The prime minister was wrong to claim health workers support the government’s health reforms, public health experts have claimed.
A letter to the House of Lords from more than 400 health doctors, specialists and academics warned they fear the Health and Social Care Bill will do “irreparable harm to the NHS, to individual patients and to society as a whole,” and will “erode the NHS’s ethical and co-operative foundations.”
While Health Secretary Andrew Lansley dismissed the letter as “politically motivated” and accused health workers of “signing it without reading it”, David Cameron responded by claiming the letter actually supported “aspects of the bill”.
Neither claim is true, said the public health experts writing in the British Medical Journal.
The writers, who include public health professors Martin McKee and Allyson Pollock and Dr John Middleton, Vice President of the Faculty of Public Health, warn “there are still many problems associated with the bill.”
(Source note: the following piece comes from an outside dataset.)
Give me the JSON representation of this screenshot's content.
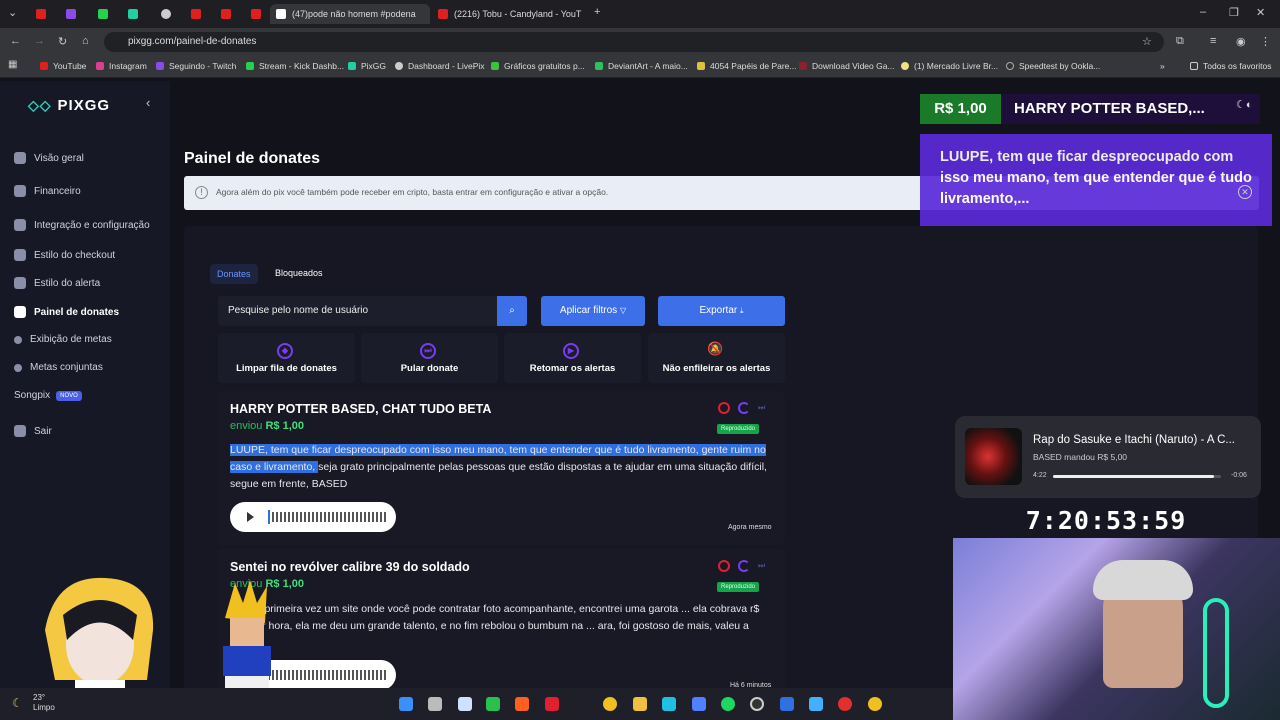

Of particular concern is the role and accountability of the Secretary of State and a possible “commercialisation era”.
“We believe that the majority of healthcare professions reject this proposed transformation; and are aware of the clinical, professional, and ethical shortcomings of market based health systems such as those that exist in the US,” the authors write.
“The Secretary of State has called for a debate based on evidence. We agree. But this requires transparency about the evidence base and the intentions that have shaped the Bill.
“So far, the proposed structures do not conform to the goal of a universal and equitable health service.”